The Diluted EPS formula is equal to Net Income less preferred dividends, divided by the total number of diluted shares outstanding (basic shares outstanding plus the exercise of in-the-money options, warrants, and other dilutive securities). Also, the concept of diluted shares outstanding can be equated to a pie, of sorts. If more slices are cut to accommodate for an increase in the number of people sharing the pie, that means that the size of each slice would decrease for each additional person sharing the pie.
Diluted EPS= WASO + CDS / Net Income − Preferred Dividends
where: EPS=Earnings per share
WASO=Weighted Average Shares Outstanding
CDS=Conversion of dilutive securities
Interpreting Diluted EPS – Higher or Lower?
All else being equal, the greater the net dilutive impact from these securities, the more downward pressure there is going to be on the diluted EPS figure (and the valuation of the firm).

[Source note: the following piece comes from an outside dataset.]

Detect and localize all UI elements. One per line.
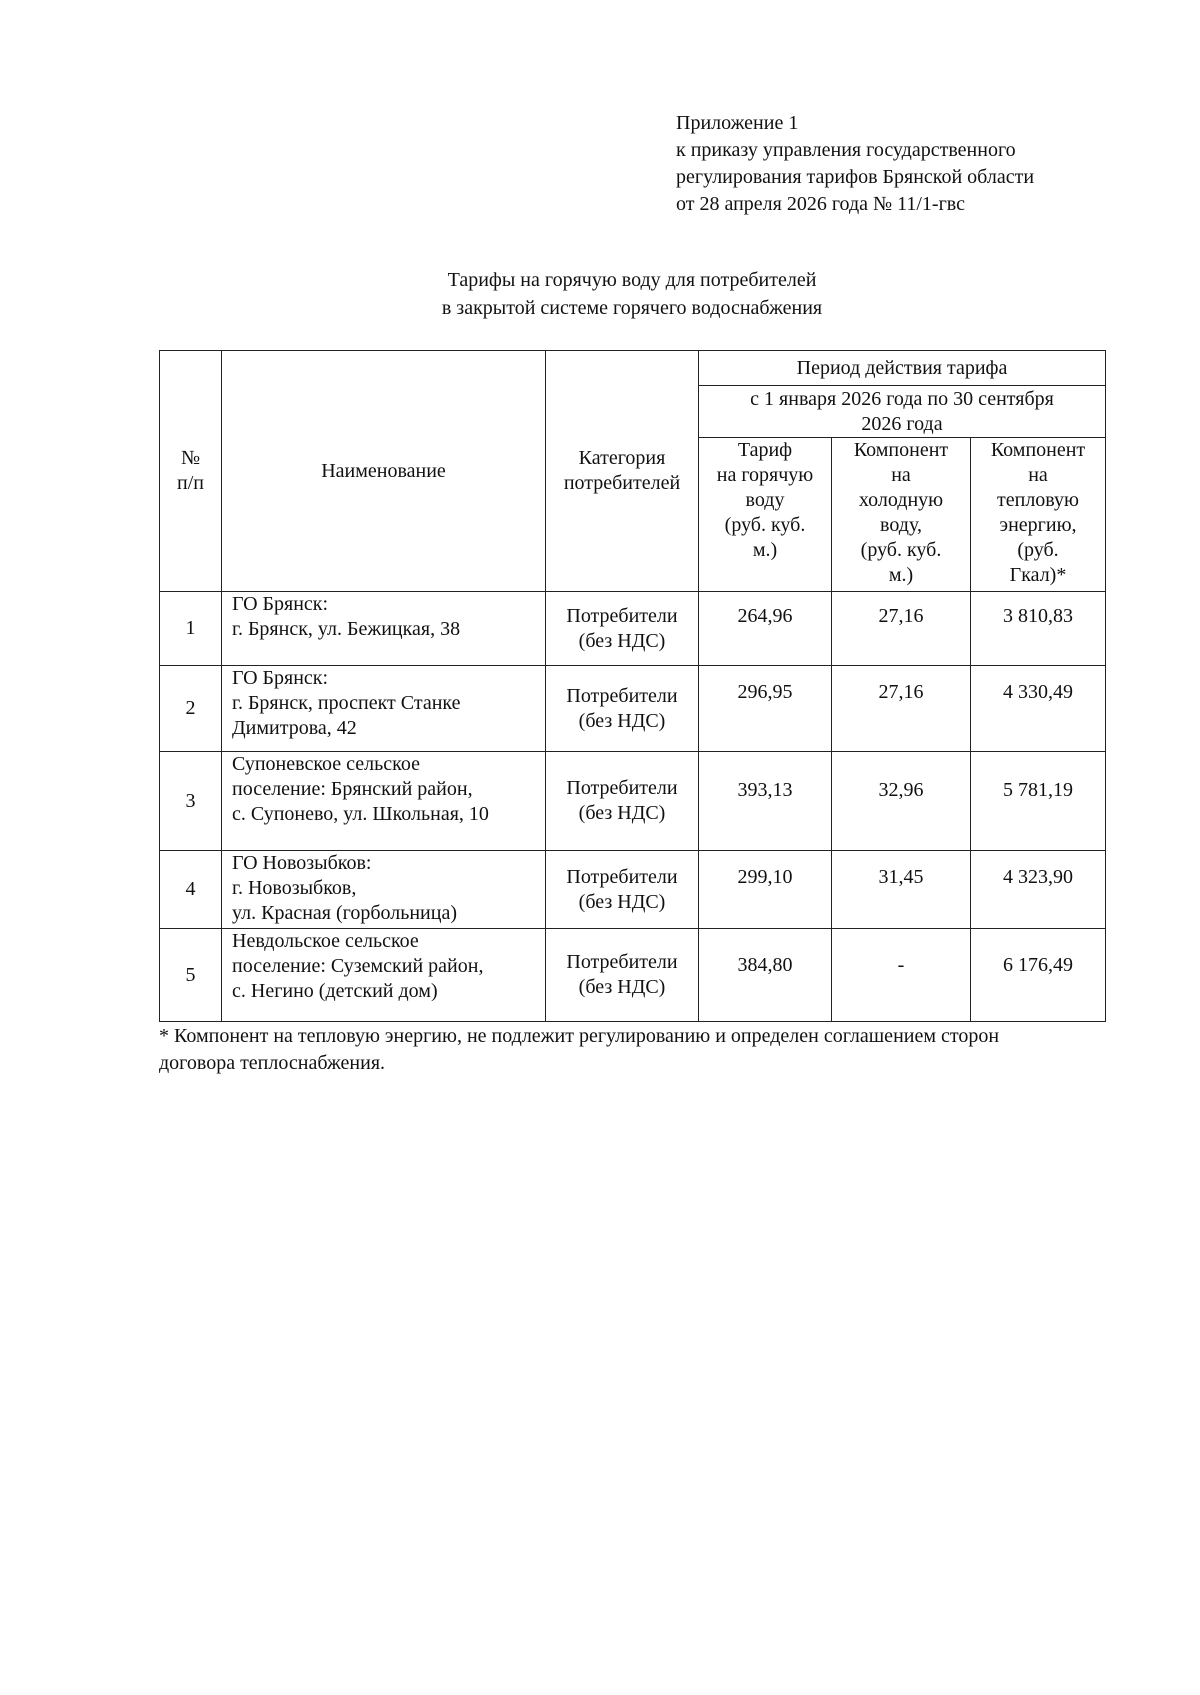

Generally, higher diluted EPS figures – assuming the company is mature with a track record of profitability – should obtain higher valuations from the market (i.e. investors are more willing to pay a premium for each share of equity).
In all likelihood, the company has carved out a sustainable competitive advantage (i.e. “edge”) and is a market leader – i.e. holds a substantial percentage of the total market share.
If that presumption is true, the longevity of the company is likely optimistic. Therefore, the company has greater flexibility in terms of:
- Raising Prices on Products / Services (i.e. Pricing Power)
- Funding Expansion Plans with Excess Cash
- Extending Payables with Suppliers
- Diversification of Revenue Sources
- Acquiring Smaller-Sized Competitors
Example of Diluted Earnings per Share
Convertible preferred stock, stock options, and convertible bonds are common types of dilutive securities. Also, convertible stock is a share that can convert to a common share at any time. Therefore, Stock options, a common employee benefit, grant the buyer the right to purchase common stock at a set price at a set time.
Convertible bonds are similar to convertible stock as they convert to common shares at the prices and times specified in their contracts. Moreover, all of these securities, if exercised, would increase the number of shares outstanding and decrease EPS.